PHARMAC currently lists and fully subsidises the Arava brand of leflunomide 10 mg and 20 mg tablets in Section B and Part II of Section H of the Pharmaceutical Schedule, without restriction. Arava has subsidy and delisting protection until 31 March 2017.
Current annual expenditure on leflunomide is $2.45 million in the community (financial year ending 30 June 2016). There are 4,230 people in New Zealand receiving leflunomide, 73% of whom are dispensed leflunomide over a period greater than four months.
In June 2016, PHARMAC invited tenders for the sole supply of leflunomide to DHB hospitals and/or community pharmacies. This proposal to award tenders to Apo-Leflunomide for Sole Supply Status and Hospital Supply Status for leflunomide is the result of this process.
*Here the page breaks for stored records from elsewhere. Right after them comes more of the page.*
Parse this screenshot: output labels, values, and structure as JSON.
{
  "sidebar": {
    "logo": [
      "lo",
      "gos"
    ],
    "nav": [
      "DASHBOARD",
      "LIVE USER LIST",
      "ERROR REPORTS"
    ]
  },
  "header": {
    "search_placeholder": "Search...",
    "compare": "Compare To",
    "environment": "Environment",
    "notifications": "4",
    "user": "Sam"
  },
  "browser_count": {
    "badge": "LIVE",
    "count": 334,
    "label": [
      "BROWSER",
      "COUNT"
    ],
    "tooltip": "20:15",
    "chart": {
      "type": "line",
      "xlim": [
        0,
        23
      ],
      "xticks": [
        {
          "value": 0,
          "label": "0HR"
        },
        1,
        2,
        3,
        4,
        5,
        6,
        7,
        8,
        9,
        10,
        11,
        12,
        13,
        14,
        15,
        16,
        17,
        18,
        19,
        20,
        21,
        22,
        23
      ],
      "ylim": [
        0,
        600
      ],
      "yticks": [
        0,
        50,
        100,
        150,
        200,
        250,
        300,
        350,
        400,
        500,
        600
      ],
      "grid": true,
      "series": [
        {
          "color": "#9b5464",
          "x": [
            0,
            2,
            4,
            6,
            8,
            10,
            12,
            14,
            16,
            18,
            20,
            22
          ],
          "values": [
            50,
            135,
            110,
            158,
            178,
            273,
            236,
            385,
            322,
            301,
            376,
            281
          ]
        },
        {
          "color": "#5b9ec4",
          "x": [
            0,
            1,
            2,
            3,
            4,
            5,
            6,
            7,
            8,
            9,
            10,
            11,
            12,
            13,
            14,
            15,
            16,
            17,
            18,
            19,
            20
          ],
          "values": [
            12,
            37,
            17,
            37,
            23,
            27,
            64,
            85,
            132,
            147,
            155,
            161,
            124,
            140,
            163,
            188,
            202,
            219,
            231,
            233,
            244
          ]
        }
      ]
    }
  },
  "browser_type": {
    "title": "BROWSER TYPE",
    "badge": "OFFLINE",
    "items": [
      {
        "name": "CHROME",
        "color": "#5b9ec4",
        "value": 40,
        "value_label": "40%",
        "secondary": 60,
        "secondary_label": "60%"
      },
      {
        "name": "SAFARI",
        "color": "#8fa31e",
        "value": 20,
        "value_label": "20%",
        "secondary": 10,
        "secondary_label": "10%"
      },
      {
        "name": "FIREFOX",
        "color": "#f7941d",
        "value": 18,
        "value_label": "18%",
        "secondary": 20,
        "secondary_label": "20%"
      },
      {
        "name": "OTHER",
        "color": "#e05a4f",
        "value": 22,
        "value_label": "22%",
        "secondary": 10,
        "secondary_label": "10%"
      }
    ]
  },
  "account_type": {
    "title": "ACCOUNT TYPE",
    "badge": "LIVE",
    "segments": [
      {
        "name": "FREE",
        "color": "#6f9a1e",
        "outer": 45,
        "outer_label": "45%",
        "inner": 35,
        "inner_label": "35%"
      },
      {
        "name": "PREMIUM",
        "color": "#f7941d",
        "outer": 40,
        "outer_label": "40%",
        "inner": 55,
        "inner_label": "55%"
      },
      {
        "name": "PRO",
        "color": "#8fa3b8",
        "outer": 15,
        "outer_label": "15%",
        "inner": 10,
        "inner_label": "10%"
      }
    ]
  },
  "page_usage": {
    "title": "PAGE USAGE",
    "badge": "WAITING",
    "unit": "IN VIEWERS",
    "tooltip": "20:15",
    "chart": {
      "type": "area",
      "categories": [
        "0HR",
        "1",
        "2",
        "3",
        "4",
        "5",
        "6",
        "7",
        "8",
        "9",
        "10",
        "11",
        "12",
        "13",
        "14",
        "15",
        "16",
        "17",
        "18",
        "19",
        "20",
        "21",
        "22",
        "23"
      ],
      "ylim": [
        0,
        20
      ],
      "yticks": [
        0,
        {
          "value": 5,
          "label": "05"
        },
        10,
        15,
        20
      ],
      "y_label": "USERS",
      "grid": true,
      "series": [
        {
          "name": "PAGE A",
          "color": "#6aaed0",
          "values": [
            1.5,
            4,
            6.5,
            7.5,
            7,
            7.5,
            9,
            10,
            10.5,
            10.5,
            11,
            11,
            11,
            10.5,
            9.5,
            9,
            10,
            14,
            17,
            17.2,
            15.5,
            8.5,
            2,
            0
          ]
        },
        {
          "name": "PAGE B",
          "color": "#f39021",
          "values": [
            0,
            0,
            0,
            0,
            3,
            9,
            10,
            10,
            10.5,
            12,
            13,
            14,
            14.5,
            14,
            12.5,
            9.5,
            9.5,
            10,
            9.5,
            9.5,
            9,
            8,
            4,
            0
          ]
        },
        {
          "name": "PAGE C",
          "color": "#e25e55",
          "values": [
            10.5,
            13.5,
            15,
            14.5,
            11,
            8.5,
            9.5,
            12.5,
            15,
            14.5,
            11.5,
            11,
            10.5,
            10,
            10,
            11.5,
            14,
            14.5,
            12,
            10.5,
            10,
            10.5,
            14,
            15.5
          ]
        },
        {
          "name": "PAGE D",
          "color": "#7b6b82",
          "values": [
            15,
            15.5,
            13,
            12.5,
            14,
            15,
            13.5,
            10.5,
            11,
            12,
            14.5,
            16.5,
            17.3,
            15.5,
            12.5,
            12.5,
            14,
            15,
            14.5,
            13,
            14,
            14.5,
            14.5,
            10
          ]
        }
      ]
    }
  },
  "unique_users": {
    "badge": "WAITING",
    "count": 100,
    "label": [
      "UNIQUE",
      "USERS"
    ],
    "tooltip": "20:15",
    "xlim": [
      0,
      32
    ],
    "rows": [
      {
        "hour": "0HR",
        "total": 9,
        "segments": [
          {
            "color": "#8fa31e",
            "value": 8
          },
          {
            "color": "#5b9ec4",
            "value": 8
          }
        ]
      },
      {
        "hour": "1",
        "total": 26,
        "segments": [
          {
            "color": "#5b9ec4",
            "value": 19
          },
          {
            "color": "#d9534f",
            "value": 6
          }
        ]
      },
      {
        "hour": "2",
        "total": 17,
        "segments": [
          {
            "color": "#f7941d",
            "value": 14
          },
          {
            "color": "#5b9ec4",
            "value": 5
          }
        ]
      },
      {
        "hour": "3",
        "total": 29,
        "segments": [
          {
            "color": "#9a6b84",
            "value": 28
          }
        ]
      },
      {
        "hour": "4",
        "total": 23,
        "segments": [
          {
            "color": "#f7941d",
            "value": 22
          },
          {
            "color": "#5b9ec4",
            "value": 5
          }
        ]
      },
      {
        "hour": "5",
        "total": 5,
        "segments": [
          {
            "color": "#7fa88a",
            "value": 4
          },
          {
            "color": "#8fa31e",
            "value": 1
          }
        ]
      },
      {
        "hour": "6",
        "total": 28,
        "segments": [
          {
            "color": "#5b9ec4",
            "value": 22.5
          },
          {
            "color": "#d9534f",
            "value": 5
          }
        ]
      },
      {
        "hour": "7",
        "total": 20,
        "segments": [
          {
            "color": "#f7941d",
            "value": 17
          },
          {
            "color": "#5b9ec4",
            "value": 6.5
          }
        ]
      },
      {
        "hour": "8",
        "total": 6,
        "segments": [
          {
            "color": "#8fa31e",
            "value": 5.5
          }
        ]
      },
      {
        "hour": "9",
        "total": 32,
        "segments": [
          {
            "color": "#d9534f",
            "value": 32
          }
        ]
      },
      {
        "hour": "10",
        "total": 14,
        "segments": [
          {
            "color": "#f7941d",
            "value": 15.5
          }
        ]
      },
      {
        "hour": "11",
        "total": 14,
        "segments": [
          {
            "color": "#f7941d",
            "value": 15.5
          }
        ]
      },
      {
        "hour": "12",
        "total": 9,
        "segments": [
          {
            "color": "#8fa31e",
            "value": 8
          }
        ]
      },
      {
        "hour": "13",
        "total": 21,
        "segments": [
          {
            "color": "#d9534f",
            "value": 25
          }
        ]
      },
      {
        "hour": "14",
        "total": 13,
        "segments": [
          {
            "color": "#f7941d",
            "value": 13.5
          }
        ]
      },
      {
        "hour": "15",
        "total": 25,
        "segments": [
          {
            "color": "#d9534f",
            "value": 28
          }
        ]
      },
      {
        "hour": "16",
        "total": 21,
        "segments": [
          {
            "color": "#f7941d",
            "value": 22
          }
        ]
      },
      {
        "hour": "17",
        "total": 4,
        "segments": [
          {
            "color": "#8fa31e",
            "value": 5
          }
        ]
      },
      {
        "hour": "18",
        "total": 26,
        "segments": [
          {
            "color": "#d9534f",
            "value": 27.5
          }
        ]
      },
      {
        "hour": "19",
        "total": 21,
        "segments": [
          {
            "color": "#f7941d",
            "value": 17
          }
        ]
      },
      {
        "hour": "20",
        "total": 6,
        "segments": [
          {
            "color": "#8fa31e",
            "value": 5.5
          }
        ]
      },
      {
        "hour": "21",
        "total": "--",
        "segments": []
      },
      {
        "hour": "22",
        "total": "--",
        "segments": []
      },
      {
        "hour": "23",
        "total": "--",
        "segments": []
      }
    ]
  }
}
Apo-Leflunomide has met Medsafe’s standards for registration in New Zealand, including a requirement that Apo-Leflunomide demonstrate bioequivalence to Arava, meaning that patients could expect to get the same clinical benefit from Apo-Leflunomide as from their current brand.
It is estimated that this proposal would provide discounted savings of approximately $9 million over the next five years ($7 million of savings over the sole supply period). These savings would then be available to invest in other pharmaceuticals.